Iniciativa apoiada pelo Programa Petrobras Socioambiental contribui com dados científicos para o fortalecimento do Plano de Manejo da unidade de conservação

O Projeto Tartarugas do Delta, desenvolvido em parceria com a Petrobras por meio do Programa Petrobras Socioambiental, participou da Oficina de Monitoramento Participativo do Plano de Manejo da APA Delta do Parnaíba, realizada em Parnaíba (PI). O evento, promovido pelo Instituto Chico Mendes de Conservação da Biodiversidade (ICMBio), reuniu pesquisadores que atuam na região com o objetivo de qualificar tecnicamente o processo de monitoria da unidade de conservação, que completa 30 anos em 2026.
A oficina integra a primeira monitoria formal do Plano de Manejo da APA — publicado em agosto de 2020 —, um processo desencadeado por pressões crescentes sobre o território, que incluem novos projetos de infraestrutura como a Hidrovia do Parnaíba, terminais portuários, parques eólicos offshore e empreendimentos de hidrogênio verde. O encontro foi estruturado em cinco eixos de trabalho: revisitação dos Recursos e Valores Fundamentais (RVFs) da APA, reavaliação das ameaças, análise do estado de conservação, proposição de indicadores de monitoramento e avaliação do zoneamento vigente.

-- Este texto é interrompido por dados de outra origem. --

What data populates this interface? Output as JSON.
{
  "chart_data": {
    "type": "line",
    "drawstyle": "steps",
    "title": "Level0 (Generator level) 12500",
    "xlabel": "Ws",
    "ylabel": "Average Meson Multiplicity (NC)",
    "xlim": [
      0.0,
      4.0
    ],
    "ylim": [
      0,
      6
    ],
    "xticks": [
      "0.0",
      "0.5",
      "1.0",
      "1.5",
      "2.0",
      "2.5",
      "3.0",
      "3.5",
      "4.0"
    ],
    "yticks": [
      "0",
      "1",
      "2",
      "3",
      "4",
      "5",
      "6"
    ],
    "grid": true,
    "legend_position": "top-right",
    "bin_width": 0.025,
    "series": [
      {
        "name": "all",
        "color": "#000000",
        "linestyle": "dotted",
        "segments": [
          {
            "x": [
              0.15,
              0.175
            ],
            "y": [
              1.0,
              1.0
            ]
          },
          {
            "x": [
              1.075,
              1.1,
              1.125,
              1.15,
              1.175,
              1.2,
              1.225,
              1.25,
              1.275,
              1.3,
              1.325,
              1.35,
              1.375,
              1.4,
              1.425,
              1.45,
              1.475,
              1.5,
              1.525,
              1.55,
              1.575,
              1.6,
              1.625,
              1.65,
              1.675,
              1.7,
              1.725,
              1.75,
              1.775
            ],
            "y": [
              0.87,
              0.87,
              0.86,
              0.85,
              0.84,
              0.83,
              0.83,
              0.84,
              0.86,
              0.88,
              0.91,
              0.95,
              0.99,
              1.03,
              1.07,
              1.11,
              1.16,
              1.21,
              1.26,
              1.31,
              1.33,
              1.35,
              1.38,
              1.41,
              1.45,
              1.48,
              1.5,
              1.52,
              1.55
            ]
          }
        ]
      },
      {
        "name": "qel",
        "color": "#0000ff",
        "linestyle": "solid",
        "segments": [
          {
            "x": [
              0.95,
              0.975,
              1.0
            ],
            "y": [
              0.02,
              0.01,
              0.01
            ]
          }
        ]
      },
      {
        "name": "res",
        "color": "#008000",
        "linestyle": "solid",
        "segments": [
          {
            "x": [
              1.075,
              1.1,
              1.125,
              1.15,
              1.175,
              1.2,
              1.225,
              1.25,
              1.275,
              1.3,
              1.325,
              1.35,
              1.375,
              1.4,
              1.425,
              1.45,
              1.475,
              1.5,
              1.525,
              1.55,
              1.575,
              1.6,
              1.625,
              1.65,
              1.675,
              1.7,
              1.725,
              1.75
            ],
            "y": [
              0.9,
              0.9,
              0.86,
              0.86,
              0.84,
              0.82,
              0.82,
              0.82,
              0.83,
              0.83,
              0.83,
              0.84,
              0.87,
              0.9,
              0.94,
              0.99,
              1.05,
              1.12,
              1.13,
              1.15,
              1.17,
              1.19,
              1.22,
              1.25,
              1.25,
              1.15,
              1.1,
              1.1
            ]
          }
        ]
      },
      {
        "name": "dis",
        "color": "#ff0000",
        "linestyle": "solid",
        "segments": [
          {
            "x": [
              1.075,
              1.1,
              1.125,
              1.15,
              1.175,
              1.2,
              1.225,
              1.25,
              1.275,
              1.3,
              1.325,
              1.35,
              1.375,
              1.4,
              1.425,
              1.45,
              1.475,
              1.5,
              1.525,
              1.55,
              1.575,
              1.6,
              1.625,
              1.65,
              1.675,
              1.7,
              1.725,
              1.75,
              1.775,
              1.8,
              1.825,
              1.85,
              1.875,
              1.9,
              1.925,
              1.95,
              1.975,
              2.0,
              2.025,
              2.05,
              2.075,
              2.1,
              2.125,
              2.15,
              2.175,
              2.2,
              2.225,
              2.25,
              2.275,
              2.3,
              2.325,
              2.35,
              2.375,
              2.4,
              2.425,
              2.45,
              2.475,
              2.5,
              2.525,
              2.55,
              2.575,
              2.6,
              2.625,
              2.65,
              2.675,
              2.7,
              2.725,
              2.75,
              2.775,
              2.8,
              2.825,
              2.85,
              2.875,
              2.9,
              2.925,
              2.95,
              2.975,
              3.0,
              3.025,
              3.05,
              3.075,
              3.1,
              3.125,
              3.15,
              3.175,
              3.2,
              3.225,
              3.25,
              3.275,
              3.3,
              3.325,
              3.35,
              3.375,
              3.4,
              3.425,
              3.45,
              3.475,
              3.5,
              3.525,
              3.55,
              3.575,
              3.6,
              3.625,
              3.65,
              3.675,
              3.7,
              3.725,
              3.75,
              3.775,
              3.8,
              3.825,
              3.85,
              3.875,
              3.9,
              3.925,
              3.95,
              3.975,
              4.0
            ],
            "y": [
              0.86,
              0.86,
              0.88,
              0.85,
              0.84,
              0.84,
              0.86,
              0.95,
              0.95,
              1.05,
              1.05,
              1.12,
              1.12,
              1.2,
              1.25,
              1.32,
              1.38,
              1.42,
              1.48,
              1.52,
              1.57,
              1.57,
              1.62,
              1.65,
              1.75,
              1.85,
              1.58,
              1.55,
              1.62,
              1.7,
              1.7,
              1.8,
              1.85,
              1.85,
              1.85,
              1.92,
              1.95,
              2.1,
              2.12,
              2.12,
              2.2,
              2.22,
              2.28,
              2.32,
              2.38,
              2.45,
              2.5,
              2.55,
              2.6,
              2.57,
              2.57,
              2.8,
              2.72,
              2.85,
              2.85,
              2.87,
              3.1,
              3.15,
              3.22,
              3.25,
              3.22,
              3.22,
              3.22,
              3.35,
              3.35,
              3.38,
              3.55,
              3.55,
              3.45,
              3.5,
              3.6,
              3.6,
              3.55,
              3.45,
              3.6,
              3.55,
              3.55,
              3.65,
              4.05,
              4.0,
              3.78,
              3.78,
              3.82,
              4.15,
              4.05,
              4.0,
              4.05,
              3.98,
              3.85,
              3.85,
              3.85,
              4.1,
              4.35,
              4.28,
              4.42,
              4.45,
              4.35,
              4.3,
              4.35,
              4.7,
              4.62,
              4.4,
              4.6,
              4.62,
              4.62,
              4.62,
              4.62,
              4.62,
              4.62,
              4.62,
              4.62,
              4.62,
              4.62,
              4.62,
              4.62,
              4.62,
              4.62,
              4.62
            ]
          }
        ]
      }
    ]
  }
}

Para a coordenadora do Projeto, Werlanne Magalhães, participar deste processo representa muito mais do que um compromisso científico — é a chance de colocar o conhecimento produzido em campo a serviço da proteção do território onde as tartarugas vivem, se alimentam e se reproduzem. A APA Delta do Parnaíba abriga as cinco espécies de tartarugas marinhas do Brasil, listadas entre os Recursos e Valores Fundamentais da unidade de conservação que a gestão busca proteger.
“É uma oportunidade única de unirmos o conhecimento científico acumulado pelo Projeto Tartarugas do Delta ao processo de tomada de decisão sobre o futuro desta área tão especial. Temos dados sobre distribuição, encalhes, ameaças e comportamento das tartarugas na região da APA que precisam estar na mesa quando se discute zoneamento e normas de uso.”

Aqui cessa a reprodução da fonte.